Das 47. Jahr der Mülheimer Theatertage ist ein besonderes für das traditionsreiche Festival. Zum einen können die »Stücke 22« endlich wieder vor Publikum im Theater an der Ruhr stattfinden. Zuletzt hatte es aufgrund der Pandemie zwei digitale Jahrgänge gegeben. Zum anderen haben die Auswahljuroren, die sich für sieben Stücke für Erwachsene und fünf für Kinder entschieden haben, so viele Uraufführungen wie nie zuvor diskutiert. Mehr als 200 Stücke waren in der Auswahl. Auch das dürfte eine Folge des pandemischen Geschehens sein, vor allem der Theater-Lockdowns, die es mit sich gebracht hat.

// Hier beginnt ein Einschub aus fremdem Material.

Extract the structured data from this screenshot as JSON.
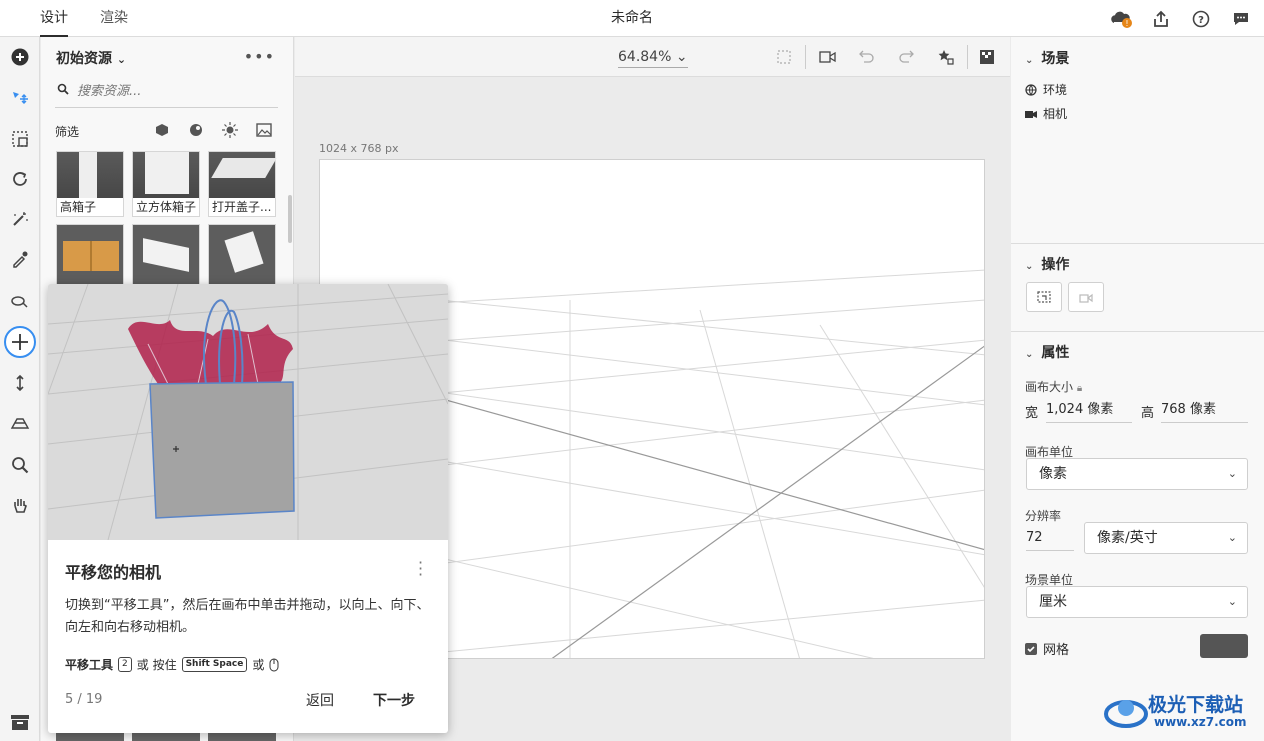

Die zwölf nun nach Mülheim eingeladenen Produktionen zeugen allerdings nicht nur von der großen Vielzahl an Uraufführungen. Sie belegen auch, dass dieser »Stücke«-Jahrgang ein außergewöhnlich starker ist. Beispielhaft dafür kann Marie Bues am Nationaltheater Mannheim entstandene Uraufführung von Sivan Ben Yishais »Wounds Are Forever (Selbstportrait als Nationaldichterin)« stehen, die sich gegen Pınar Karabuluts Münchener Inszenierung von Yishais zweitem neuen Stück »Like Lover Do (Memoiren der Medusa)« durchgesetzt hat. Ein Jahr, in dem zwei derart grandiose Stücke einer Autorin herausgekommen sind, ist zweifellos außergewöhnlich.
Das sind auch die Erfolge, die Helgard Haug vom freien Theaterkollektiv Rimini Protokoll mit ihrem Text »All right. Good night.« feiert. Die von ihr selbst inszenierte und am HAU in Berlin herausgekommene Uraufführung wird auch beim Theatertreffen in Berlin und beim diesjährigen »Impulse«-Festival zu sehen sein. »Ein Stück über Verschwinden und Verlust« nennt Haug ihre neueste Arbeit im Untertitel. Tatsächlich erzählt sie nicht nur vom Verschwinden eines Flugzeugs, der Maschine MH370 der Malaysia Airlines, und eines Menschen, ihres Vaters, dessen Persönlichkeit sich in Folge einer Demenz mehr und mehr aufgelöst hat. Sie praktiziert das Verschwinden auch auf der Bühne. Es gibt praktisch kein Spiel. Haugs Text, der die beiden Erzählstränge ineinanderflechtet, erklingt gelegentlich vom Band. Meist wird er aber nur auf einen der Gazevorhänge projiziert. Aus dem Schauen wird so ein fortwährendes Mitlesen. Es ist, als ob das Theater angesichts der von Haug beschriebenen Verluste sich selbst verlieren muss.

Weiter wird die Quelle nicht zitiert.